Nous sommes tous des sénatrices et des sénateurs de la République française, décidés à faire avancer les choses. Ne doutez pas de ma loyauté républicaine, madame la ministre.
M. Mahjoubi a tenu à nous rassurer sur les algorithmes locaux, mais l'université de Pau et des pays de l'Adour m'a communiqué le sien, avec le nombre de points associés aux différents éléments contenus dans les dossiers des lycéens : le brevet d'aptitude aux fonctions d'animateur (BAFA), par exemple, contrairement aux assurances que vous me donniez en séance en janvier dernier, en rapporte quinze ! Si l'université de Pau publie son algorithme, pourquoi les autres ne le feraient-elles pas ? Il est en effet essentiel, pour les candidats et leurs familles, de savoir comment les universités cotent les différentes composantes de leur dossier : je demande donc de nouveau la publication de ces algorithmes locaux.

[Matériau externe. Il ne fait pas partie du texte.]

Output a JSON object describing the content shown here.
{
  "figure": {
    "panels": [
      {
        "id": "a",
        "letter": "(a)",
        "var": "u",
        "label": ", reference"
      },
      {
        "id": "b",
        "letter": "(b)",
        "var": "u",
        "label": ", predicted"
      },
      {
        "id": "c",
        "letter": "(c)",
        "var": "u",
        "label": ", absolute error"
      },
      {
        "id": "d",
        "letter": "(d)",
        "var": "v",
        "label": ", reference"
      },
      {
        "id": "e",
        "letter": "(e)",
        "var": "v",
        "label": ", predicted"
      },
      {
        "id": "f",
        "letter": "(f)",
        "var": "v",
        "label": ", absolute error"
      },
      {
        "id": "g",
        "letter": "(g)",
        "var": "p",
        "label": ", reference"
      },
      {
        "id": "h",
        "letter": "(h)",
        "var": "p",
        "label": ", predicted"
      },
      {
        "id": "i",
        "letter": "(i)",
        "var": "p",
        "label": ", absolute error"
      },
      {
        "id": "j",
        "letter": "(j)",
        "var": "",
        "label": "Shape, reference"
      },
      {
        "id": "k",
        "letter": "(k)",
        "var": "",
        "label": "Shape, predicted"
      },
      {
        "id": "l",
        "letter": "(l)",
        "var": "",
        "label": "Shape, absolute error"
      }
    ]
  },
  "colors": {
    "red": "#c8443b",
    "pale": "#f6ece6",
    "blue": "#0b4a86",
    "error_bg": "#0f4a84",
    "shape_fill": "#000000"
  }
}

Ces outils auront un rôle majeur dans la reconfiguration du paysage universitaire et le choix que feront les lycéens et leurs familles. Nous avons donc besoin de transparence. En l'état, les universités peuvent se passer de tout contrôle national et sélectionner les étudiants selon des critères qui leur sont propres. Or je tiens à un enseignement supérieur national, dans lequel l'État est garant de l'orientation et du respect de la loi. Dans un système de concurrence généralisée des universités entre elles, tout le monde sait qui seront les gagnants, et qui seront les perdants.
Merci, madame la ministre, pour ces premiers chiffres. La nouvelle plateforme devra être évaluée lorsque nous aurons davantage de recul. Nous attendons avec impatience les chiffres de l'automne, car les situations les plus délicates à gérer sont encore à venir...
Vous nous avez donné des chiffres globaux. Comment les choses se passent-elles dans les filières sous tension, plus complexes à gérer ?
Disposez-vous d'indications sur les affectations dans l'enseignement supérieur des bacheliers professionnels et technologiques, notamment dans les filières de BTS et d'IUT que vous souhaitiez ouvrir davantage à ce public ?
Dans la loi ORE il est hélas moins question d'orientation que d'affectation. Vous-même, madame la ministre, parlez constamment d'affectation, jamais d'orientation.
Y a-t-il des disparités dans le traitement des dossiers selon les régions ?
Merci, madame la ministre, pour toutes ces précisions. De nombreux élèves à haut potentiel ne vont pas au-delà du baccalauréat ; un tiers d'entre eux seulement poursuit des études supérieures et ils sont globalement surexposés à l'échec scolaire. Existe-t-il pour eux un dispositif adapté ?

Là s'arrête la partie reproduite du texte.